Amnesty International befürchtet, das die Handlungen der
Sicherheitskräfte gegen Haleh Sahabi direkt ihren Tod verursacht oder dazu
beigetragen haben könnten. Deshalb sollten sofortige und unabhängige
Untersuchungen in Übereinstimmung mit den UN-Grundssätzen zur wirksamen
Verhütung und Untersuchung von extralegalen, willkürlichen und summarischen
Exekutionen durchgeführt werden. In Artikel 9 der UN-Grundsätze wird gefordert,
dass „gründliche, sofortige und unparteiische Untersuchungen in allen
Verdachtsfällen von extralegalen, willkürlichen und summarischen Hinrichtungen
stattfinden sollen.
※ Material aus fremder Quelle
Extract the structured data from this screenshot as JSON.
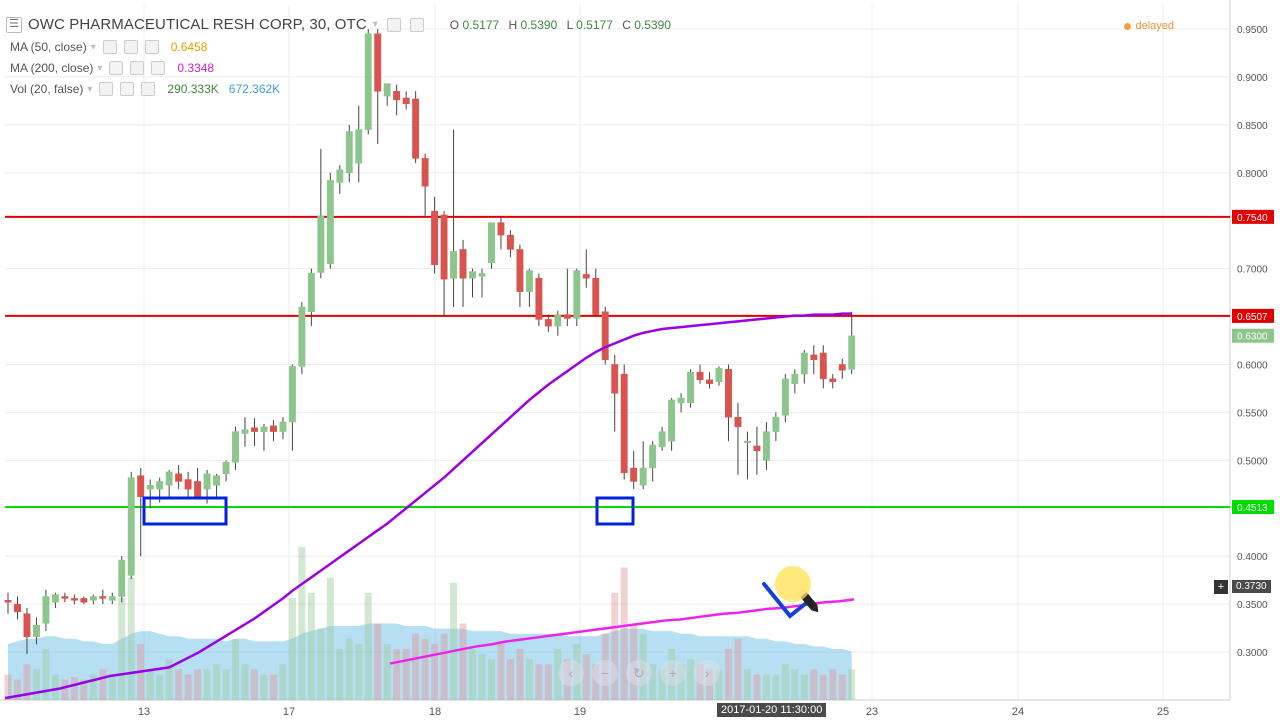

Die Untersuchungen schließen Beschwerden von Verwandten und
andere glaubwürdige Berichte ein, die auf einen unnatürlichen Tod in den oben
angegebenen Umständen hinweisen.“ Wenn jemand auf ungesetzliche Art den Tod von
Haleh Sahabi verursacht hat, muss er vor Gericht gebracht werden, allerdings
ohne Rückgriff auf die Todesstrafe.
Amnesty International hat in dem Brief auch Aufklärung über die
Personen verlangt, die während der Beerdigung von Ezzatollah Sahabi verhaftet
wurden. Unter ihnen soll sich Dr. Habibollah Peyman befinden, der führendes
Mitglied der „Nationalen Religiösen Allianz“ und Mitglied des „Nationalen
Friedenskomittees“ ist, einer Gruppierung, die eine Beendigung der Anwendung
von Gewalt im Iran fordert, außerdem Hamid Ehrari und Hamed Montazeri, Enkel
des verstorbenen Großayatollah Montazeri. Möglicherweise wurden sie bereits
wieder freigelassen. Amnesty International versucht, die Namen der Inhaftierten
zu erfahren, wohin sie (möglicherweise) verbracht wurden und wessen man sie
ggf. anklagt. AI forderd für alle, die nur wegen der Ausübung ihres Rechtes auf
Freiheit der Versammlung inhaftiert sind, die sofortige und bedingungslose
Feilassung. Den Inhaftierten muss unverzüglicher Kontakt zu ihren Familien und zu
Anwälten ihrer Wahl gewährt werden und sie müssen vor Folter und anderen
Misshandlungen geschützt sein.
(Unatorisierte Übertragung
der Koordinationsgruppe Iran. Es gilt das englische Original.)